Voters in Spain had become disillusioned as the country struggled with a recession, austerity cuts, corruption scandals, divisive demands for independence from the restive Catalonia region and a rise in far-right nationalism not seen since Spain’s dictatorship ended in the 1970s.
With 99% of ballots counted, the Socialists led by Prime Minister Pedro Sánchez won 29% of the vote, capturing 123 seats in the 350-seat Congress of Deputies. The new far-right Vox party made its national breakthrough by capturing 10% of the vote, which would give it 24 seats.
Vox’s success came at the expense of the once-dominant conservative Popular Party, which fell to 66 seats, losing more than half of its representation since the last election in 2016. The conservatives also lost votes to the center-right Citizens party, which will increase its number of seats from 32 to 57.
“We told you that we were going to begin a reconquering of Spain and that’s what we have done,” Vox leader Santiago Abascal said, in reference to the 15th-century campaign by the Spanish Catholic Kings to end Muslim rule in the Iberian Peninsula.
Vox, which was formed five years ago, has promised to defend Spain from its “enemies,” citing feminists, liberal elites and Muslims among others.

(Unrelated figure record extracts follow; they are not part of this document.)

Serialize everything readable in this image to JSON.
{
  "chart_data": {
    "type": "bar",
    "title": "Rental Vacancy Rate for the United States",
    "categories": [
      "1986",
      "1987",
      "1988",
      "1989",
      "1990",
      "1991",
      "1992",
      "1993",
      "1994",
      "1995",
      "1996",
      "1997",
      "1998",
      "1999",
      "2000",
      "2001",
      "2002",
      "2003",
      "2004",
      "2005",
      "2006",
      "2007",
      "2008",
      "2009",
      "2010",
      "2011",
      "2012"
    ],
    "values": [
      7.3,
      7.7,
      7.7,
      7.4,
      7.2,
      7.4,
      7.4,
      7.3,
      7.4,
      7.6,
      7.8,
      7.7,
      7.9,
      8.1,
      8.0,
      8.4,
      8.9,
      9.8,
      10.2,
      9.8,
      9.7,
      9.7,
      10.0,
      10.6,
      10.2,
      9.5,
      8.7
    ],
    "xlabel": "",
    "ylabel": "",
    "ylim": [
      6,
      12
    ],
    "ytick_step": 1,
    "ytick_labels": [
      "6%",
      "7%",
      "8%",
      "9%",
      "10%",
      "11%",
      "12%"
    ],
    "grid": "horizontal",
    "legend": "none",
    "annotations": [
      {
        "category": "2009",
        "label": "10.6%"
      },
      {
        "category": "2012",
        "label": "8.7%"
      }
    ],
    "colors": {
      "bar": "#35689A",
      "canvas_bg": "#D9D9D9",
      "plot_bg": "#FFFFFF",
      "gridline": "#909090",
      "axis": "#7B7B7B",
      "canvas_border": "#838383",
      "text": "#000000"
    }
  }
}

Its emergence on the national stage gives Spain five political parties, furthering political fragmentation in a country that was alternately ruled for decades by the Socialists and the Popular Party.
To stay in office, the Socialists and Sánchez must form a governing alliance with smaller parties, including the far-left United We Can led by Pablo Iglesias.

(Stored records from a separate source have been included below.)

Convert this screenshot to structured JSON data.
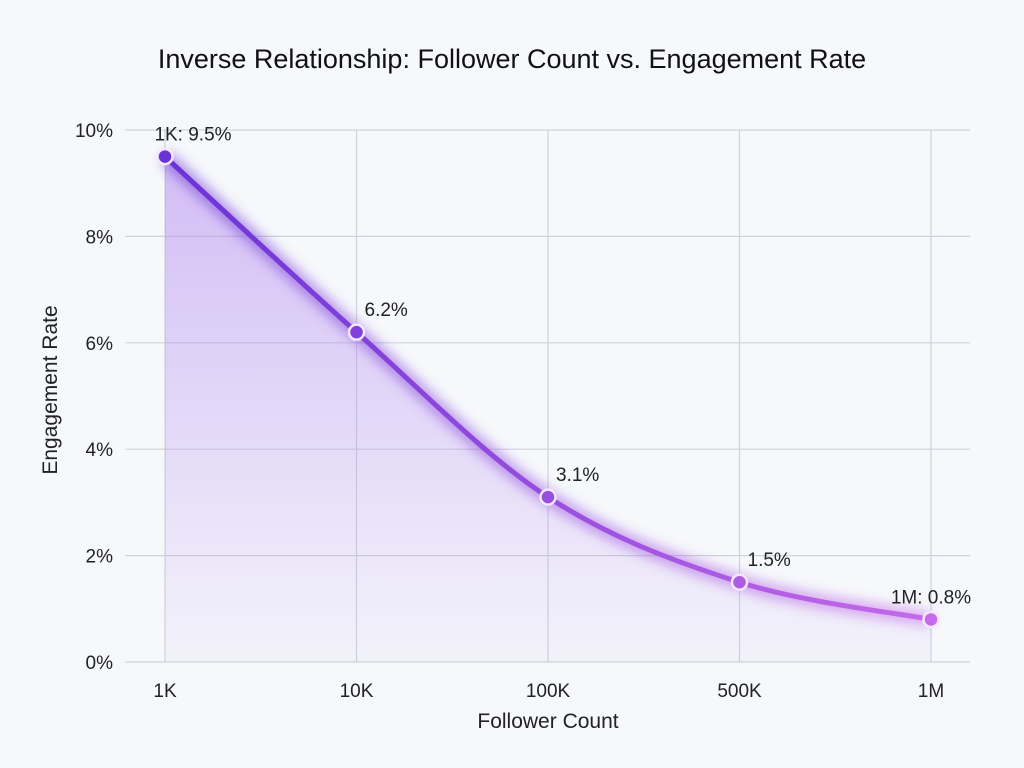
{
  "chart_data": {
    "type": "line",
    "title": "Inverse Relationship: Follower Count vs. Engagement Rate",
    "xlabel": "Follower Count",
    "ylabel": "Engagement Rate",
    "categories": [
      "1K",
      "10K",
      "100K",
      "500K",
      "1M"
    ],
    "values": [
      9.5,
      6.2,
      3.1,
      1.5,
      0.8
    ],
    "data_labels": [
      "1K: 9.5%",
      "6.2%",
      "3.1%",
      "1.5%",
      "1M: 0.8%"
    ],
    "ylim": [
      0,
      10
    ],
    "yticks": [
      0,
      2,
      4,
      6,
      8,
      10
    ],
    "ytick_labels": [
      "0%",
      "2%",
      "4%",
      "6%",
      "8%",
      "10%"
    ],
    "grid": true,
    "area_fill": true,
    "colors": {
      "line_start": "#6a32d6",
      "line_end": "#c56ae8",
      "fill": "#b58cf0",
      "background": "#f6f8fb",
      "grid": "#cfd3da"
    }
  }
}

Iglesias said after the vote the he “would have liked a better result, but it’s been enough to stop the right-wing and build a left-wing coalition government,” adding that he’s already offered support to Sánchez.
But Sánchez will still need 11 more seats to get the 176-seat majority he needs in the lower house of parliament, meaning he may be forced to make pacts with Catalan and other separatist parties — moves that would anger many Spaniards on the left and the right.

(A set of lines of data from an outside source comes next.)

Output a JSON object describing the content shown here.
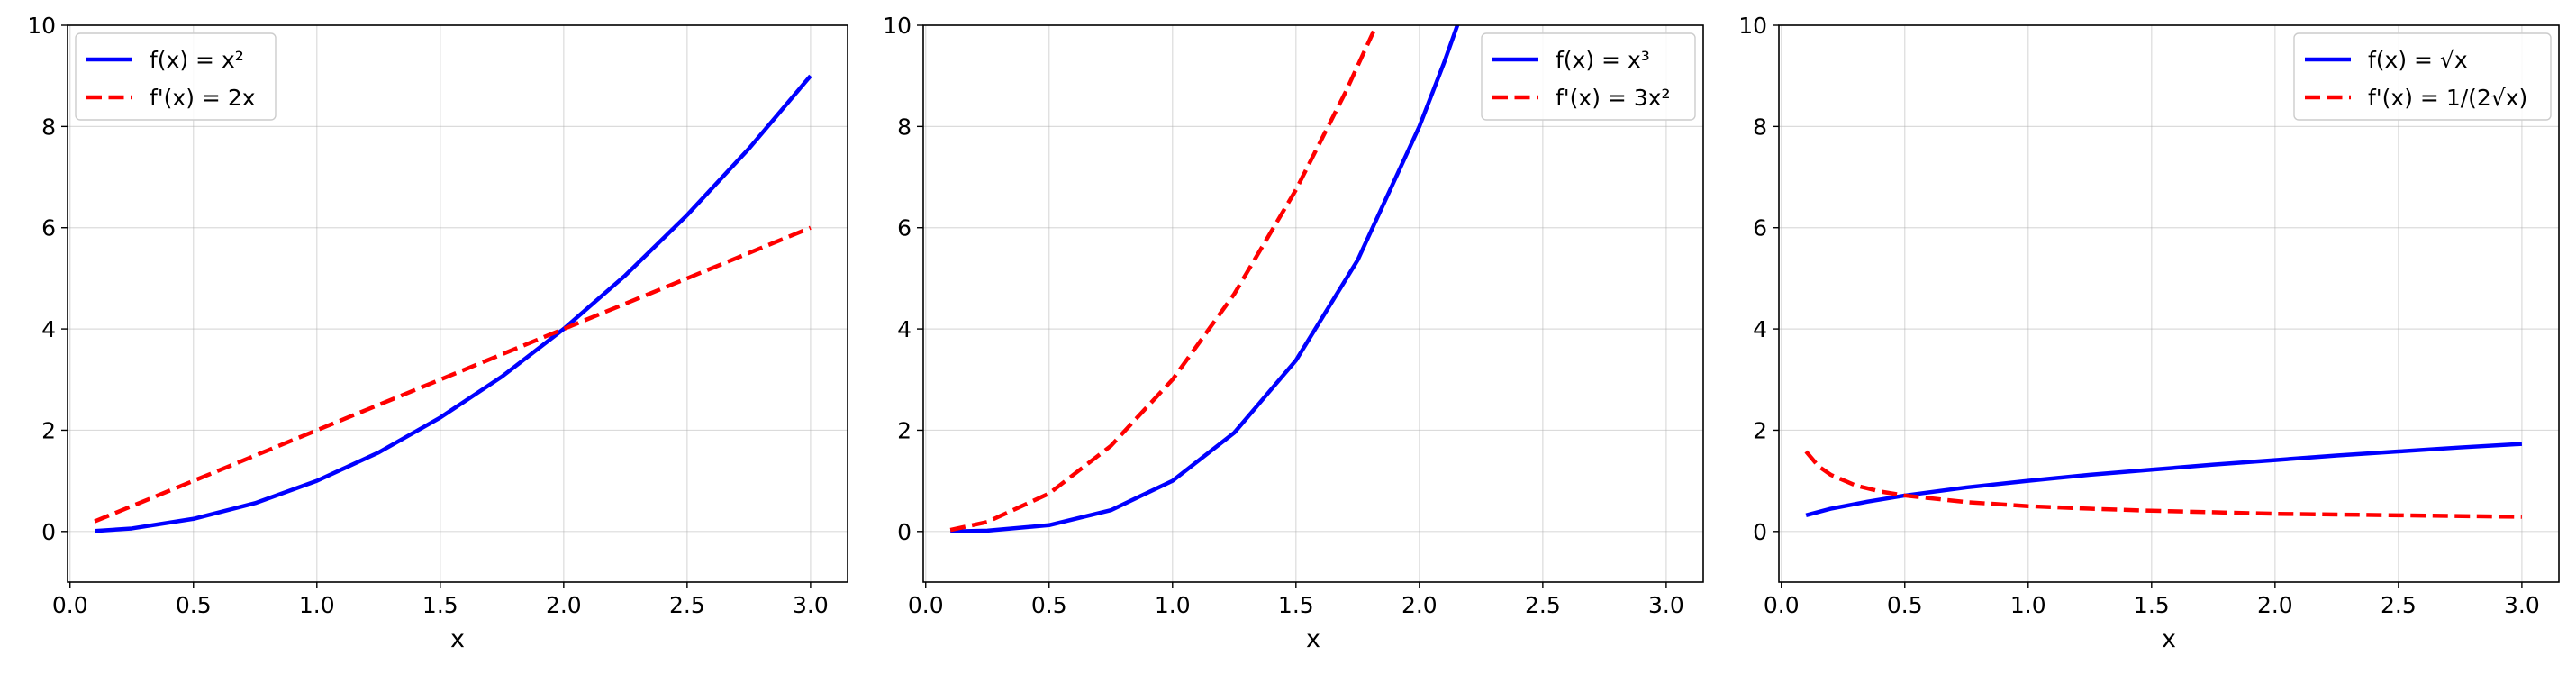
{
  "chart_data": [
    {
      "type": "line",
      "xlabel": "x",
      "ylabel": "",
      "xlim": [
        -0.01,
        3.15
      ],
      "ylim": [
        -1,
        10
      ],
      "xticks": [
        "0.0",
        "0.5",
        "1.0",
        "1.5",
        "2.0",
        "2.5",
        "3.0"
      ],
      "yticks": [
        "0",
        "2",
        "4",
        "6",
        "8",
        "10"
      ],
      "grid": true,
      "legend_position": "top-left",
      "series": [
        {
          "name": "f(x) = x²",
          "color": "#0000ff",
          "style": "solid",
          "x": [
            0.1,
            0.25,
            0.5,
            0.75,
            1.0,
            1.25,
            1.5,
            1.75,
            2.0,
            2.25,
            2.5,
            2.75,
            3.0
          ],
          "y": [
            0.01,
            0.06,
            0.25,
            0.56,
            1.0,
            1.56,
            2.25,
            3.06,
            4.0,
            5.06,
            6.25,
            7.56,
            9.0
          ]
        },
        {
          "name": "f'(x) = 2x",
          "color": "#ff0000",
          "style": "dashed",
          "x": [
            0.1,
            0.5,
            1.0,
            1.5,
            2.0,
            2.5,
            3.0
          ],
          "y": [
            0.2,
            1.0,
            2.0,
            3.0,
            4.0,
            5.0,
            6.0
          ]
        }
      ]
    },
    {
      "type": "line",
      "xlabel": "x",
      "ylabel": "",
      "xlim": [
        -0.01,
        3.15
      ],
      "ylim": [
        -1,
        10
      ],
      "xticks": [
        "0.0",
        "0.5",
        "1.0",
        "1.5",
        "2.0",
        "2.5",
        "3.0"
      ],
      "yticks": [
        "0",
        "2",
        "4",
        "6",
        "8",
        "10"
      ],
      "grid": true,
      "legend_position": "top-right",
      "series": [
        {
          "name": "f(x) = x³",
          "color": "#0000ff",
          "style": "solid",
          "x": [
            0.1,
            0.25,
            0.5,
            0.75,
            1.0,
            1.25,
            1.5,
            1.75,
            2.0,
            2.1,
            2.154
          ],
          "y": [
            0.001,
            0.016,
            0.125,
            0.42,
            1.0,
            1.95,
            3.38,
            5.36,
            8.0,
            9.26,
            10.0
          ]
        },
        {
          "name": "f'(x) = 3x²",
          "color": "#ff0000",
          "style": "dashed",
          "x": [
            0.1,
            0.25,
            0.5,
            0.75,
            1.0,
            1.25,
            1.5,
            1.7,
            1.826
          ],
          "y": [
            0.03,
            0.19,
            0.75,
            1.69,
            3.0,
            4.69,
            6.75,
            8.67,
            10.0
          ]
        }
      ]
    },
    {
      "type": "line",
      "xlabel": "x",
      "ylabel": "",
      "xlim": [
        -0.01,
        3.15
      ],
      "ylim": [
        -1,
        10
      ],
      "xticks": [
        "0.0",
        "0.5",
        "1.0",
        "1.5",
        "2.0",
        "2.5",
        "3.0"
      ],
      "yticks": [
        "0",
        "2",
        "4",
        "6",
        "8",
        "10"
      ],
      "grid": true,
      "legend_position": "top-right",
      "series": [
        {
          "name": "f(x) = √x",
          "color": "#0000ff",
          "style": "solid",
          "x": [
            0.1,
            0.2,
            0.35,
            0.5,
            0.75,
            1.0,
            1.25,
            1.5,
            1.75,
            2.0,
            2.25,
            2.5,
            2.75,
            3.0
          ],
          "y": [
            0.32,
            0.45,
            0.59,
            0.71,
            0.87,
            1.0,
            1.12,
            1.22,
            1.32,
            1.41,
            1.5,
            1.58,
            1.66,
            1.73
          ]
        },
        {
          "name": "f'(x) = 1/(2√x)",
          "color": "#ff0000",
          "style": "dashed",
          "x": [
            0.1,
            0.15,
            0.2,
            0.3,
            0.4,
            0.5,
            0.75,
            1.0,
            1.25,
            1.5,
            2.0,
            2.5,
            3.0
          ],
          "y": [
            1.58,
            1.29,
            1.12,
            0.91,
            0.79,
            0.71,
            0.58,
            0.5,
            0.45,
            0.41,
            0.35,
            0.32,
            0.29
          ]
        }
      ]
    }
  ]
}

Pablo Casado, who had steered the Popular Party further to the right to try to stop it from losing votes to Vox, called the ballot the country’s “most decisive” in years. Polls only a week ago showed that about one-third of Spain’s nearly 37 million voters were still undecided.
Turnout in today’s vote was around 75%, up more than 8 points since the previous election in 2016. The vote surge included a huge boost in the northeastern Catalonia region, which has been embroiled in a political quagmire since its failed secession bid in 2017 put separatist leaders in jail while they are tried.
The arrival of Vox in Madrid’s national parliament marks a big shift for Spain, where the far right has not played a significant role since the country’s transition to democracy following the death of dictator Gen. Francisco Franco in 1975.
The Popular Party and the Citizens party had focused their campaigns on unseating Sánchez, hinting they could create a conservative coalition government — with the backing of Vox — like a regional one that recently ousted the Socialists from southern Andalusia.
Speaking today after voting, Sánchez said he wanted a mandate to undertake key social and political reforms.
The prime minister said he wanted “a stable government that with calmness, serenity and resolution looks to the future and achieves the progress that our country needs in social justice, national harmony” and in fighting corruption.
At the Palacio Valdes school in Madrid, voter Alicia Sánchez, a 38-year-old administrator, worried about the influence of Vox.
“I’ve always come to vote, but this time it feels special. I’m worried about how Vox can influence policies on women and other issues. They are clearly homophobic. Reading their program is like something from 50 years ago,” she said.
Having voted in all elections since Spain returned to democratic rule four decades ago, Amelia Gómez, 86, and Antonio Román, 90, said they had little faith in any of the candidates.
“All I want is for whoever wins to take care of the old people,” Gómez said, complaining that together the two of them receive less than 1,000 euros ($1,100) a month in state pensions.